Alani gasped. Tires screeched. Other drivers blared their horns. To avoid a head-on collision, Jackson did some fast maneuvering, taking them up and over the curb, narrowly missing a telephone pole and a stopped car. He came back to the street again just shy of colliding with a van.
At the side of the road, he hit the brakes.
Slamming the car into Park, he jerked his door open and stepped out to look after the retreating car. Watching over her shoulder, Alani saw the car fishtail, then right itself and disappear around a corner.
A truck driver came jogging over. “Hey, you guys okay? Anyone hurt?”
Two younger men, cursing every other word, offered a similar query. One of them said to Jackson, “Who the f**k was that? Did you see how that dipshit ran the light?”
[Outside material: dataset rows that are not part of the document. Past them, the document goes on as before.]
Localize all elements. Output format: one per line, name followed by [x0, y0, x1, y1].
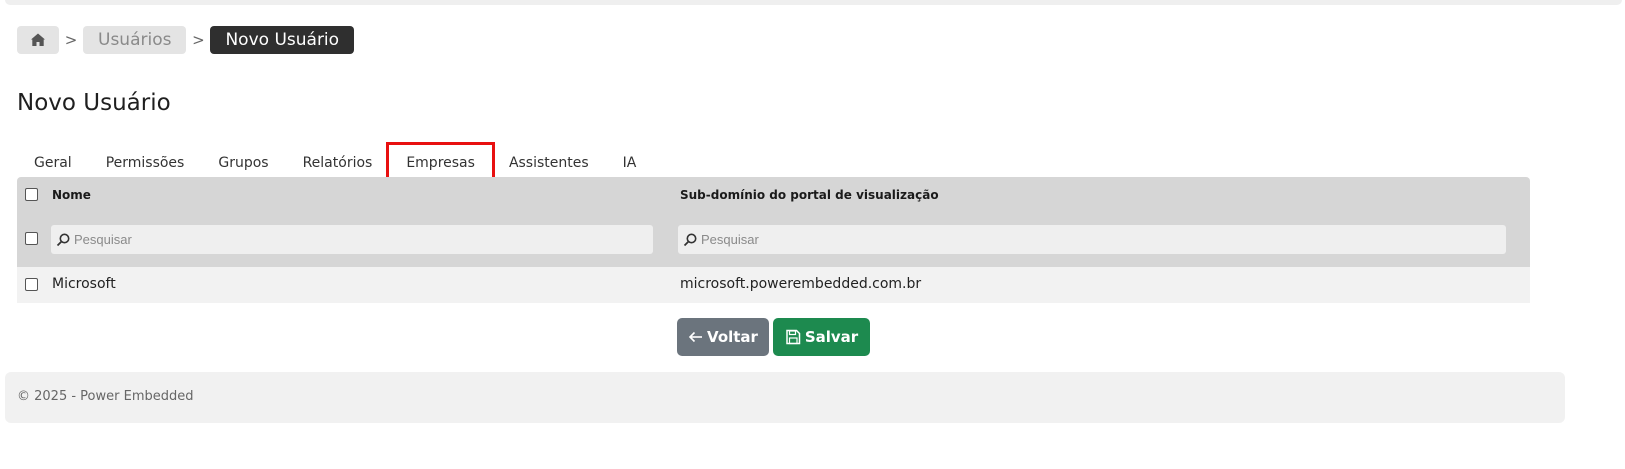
tab-relatorios[interactable]: Relatórios	[286, 145, 390, 180]
tab-bar: Geral Permissões Grupos Relatórios Empre…	[17, 142, 654, 183]
table-row[interactable]: Microsoft microsoft.powerembedded.com.br	[17, 267, 1530, 303]
save-button[interactable]: Salvar	[773, 318, 870, 356]
tab-assistentes[interactable]: Assistentes	[492, 145, 606, 180]
footer-copyright: © 2025 - Power Embedded	[17, 389, 194, 404]
footer: © 2025 - Power Embedded	[5, 372, 1565, 423]
search-field-nome[interactable]	[51, 225, 653, 254]
top-bar	[5, 0, 1622, 5]
tab-permissoes[interactable]: Permissões	[89, 145, 202, 180]
search-input-nome[interactable]	[74, 232, 612, 247]
search-field-subdominio[interactable]	[678, 225, 1506, 254]
select-all-checkbox[interactable]	[25, 188, 38, 201]
back-button[interactable]: Voltar	[677, 318, 769, 356]
breadcrumb-item-usuarios[interactable]: Usuários	[83, 26, 187, 54]
save-button-label: Salvar	[804, 328, 859, 346]
search-icon	[683, 233, 697, 246]
filter-checkbox[interactable]	[25, 232, 38, 245]
tab-geral[interactable]: Geral	[17, 145, 89, 180]
column-header-nome[interactable]: Nome	[52, 188, 91, 202]
cell-subdominio: microsoft.powerembedded.com.br	[680, 276, 922, 292]
search-icon	[56, 233, 70, 246]
breadcrumb-separator: >	[192, 31, 205, 49]
breadcrumb-separator: >	[64, 31, 78, 49]
back-button-label: Voltar	[707, 328, 758, 346]
column-header-subdominio[interactable]: Sub-domínio do portal de visualização	[680, 188, 939, 202]
tab-grupos[interactable]: Grupos	[201, 145, 285, 180]
arrow-left-icon	[688, 331, 703, 343]
home-icon	[31, 33, 45, 46]
row-checkbox[interactable]	[25, 278, 38, 291]
search-input-subdominio[interactable]	[701, 232, 1442, 247]
tab-empresas[interactable]: Empresas	[386, 142, 495, 183]
tab-ia[interactable]: IA	[606, 145, 654, 180]
breadcrumb-home[interactable]	[17, 26, 59, 54]
cell-nome: Microsoft	[52, 276, 116, 292]
companies-grid: Nome Sub-domínio do portal de visualizaç…	[17, 177, 1530, 303]
breadcrumb-item-current: Novo Usuário	[210, 26, 355, 54]
breadcrumb: > Usuários > Novo Usuário	[17, 26, 355, 54]
page-title: Novo Usuário	[17, 90, 171, 116]
grid-header: Nome Sub-domínio do portal de visualizaç…	[17, 177, 1530, 267]
floppy-disk-icon	[786, 329, 801, 345]
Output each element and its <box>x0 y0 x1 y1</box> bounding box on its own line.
His buddy added, “I thought he was going to ram you!”
Alani heard Jackson replying, his tone matching that of the other men—heated, furious…like the average male.
He was such a good actor; there was nothing average about Jackson. As she watched, he reached back and tugged down the hem of his T-shirt—to cover a gun.
She shouldn’t have been surprised. Of course he was armed. Like Trace and Dare, he probably went nowhere without a weapon or two on his person.
The tripping of her heart began to slow. Why hadn’t she noticed that particular bulge before now? Maybe because she’d been so interested in the rest of his body.
She had to learn to pay better attention. Hadn’t her kidnapping taught her anything?
Jackson stuck his head in the door. “You okay, honey?”
Behind him, the other males peered in at her, too.
She realized she had a death grip on the door handle and deliberately loosened her hold. One breath, two… She formed the semblance of a smile. “I’m fine.”
His gaze looked diamond bright and full of determination, but his tone maintained that “typical male” quality. “You sure?”
“Just shaken, that’s all.” She opened her door and stepped out. No one had wrecked, thank God.
Warm air blew against her face. Fading sunlight reflected off the concrete. Traffic began moving again.
Looking around the area, she saw so many parked cars, poles, streetlamps and people, it was nothing short of a miracle that they hadn’t wrecked.
And wrecking, she knew, had been the intent.
Someone wanted to hurt them. Was she the target, or was Jackson? Not that it mattered; neither was acceptable.
“…couldn’t see the driver,” the older man was saying. “Not with those darkened windows.”
“I got part of the license plate number,” one of the younger men said. “I wrote it on the back of a receipt.” Anxious to be of help, he handed it to Jackson. “That dude could’ve killed someone.”
Dude. The assumption being that anyone driving so aggressively was probably male.
Jackson said, “Thanks.” He tucked the tattered receipt into a back pocket.
Lifting a hand, Alani shielded her eyes from the setting sun. “Well, hopefully the driver will get home without endangering anyone else.”
Jackson studied her.
“We should be going,” she told him. He needed to do…whatever it was he did during times of emergency. To hurry things along, she said to the bystanders, “Thank you so much for stopping.”
“Wanted to make sure you were okay.” The truck driver took off his cap and replaced it again, settling it in the exact same way. “That was some fancy driving you did there. It’s a wonder you didn’t crash.”
True.
Next time, would they be as lucky?
CHAPTER SEVEN
UNSURE WHAT TO THINK of Alani’s mood, Jackson tightened his hands on the steering wheel. “You sure you’re okay?”
“Yes.” She kept her face turned toward the window.
Wanting to comfort her, or reassure her, or do…whatever she might need him to, Jackson pressed her. “Not shook up a little?”
She glanced at him. “Are you?”
He snorted. “No.” He didn’t get shook up. “Course not.”
She sized him up, nodded and looked away again. “Neither am I.”
Damn it. He didn’t want her drawing comparisons because he didn’t expect her to have the same reaction as him. Hell, he was a professional and some yahoo in a car playing chicken wasn’t even close to the nearest miss he’d ever had.
“You looked spooked right after it happened.”
Her shoulder lifted. “I thought we were going to wreck.” With nervous fingers, she tucked her hair behind her ear. “But we didn’t.”
“You know I won’t let anything happen to you?”
A smile—sad, bemused—came and went so fast he almost missed it. “You’re not invincible, Jackson.”
He repeated, with more force, “I won’t let anything happen to you.”
Almost as if to comfort him, she glanced his way and said softly, “Okay.”
Deciding he’d just have to prove it to her, he drove in silence the rest of the short distance to the strip-mall parking lot.
As he pulled off the main road, she turned those big golden eyes on him. “What are you doing?”
“We’re doing dinner and a movie, right?”
“We are?” Confused, she looked around the lot. “I mean, still? Even after that near miss?”
“As close calls go, that didn’t even rank in the top twenty.” He parked the car and walked around the hood to open her door.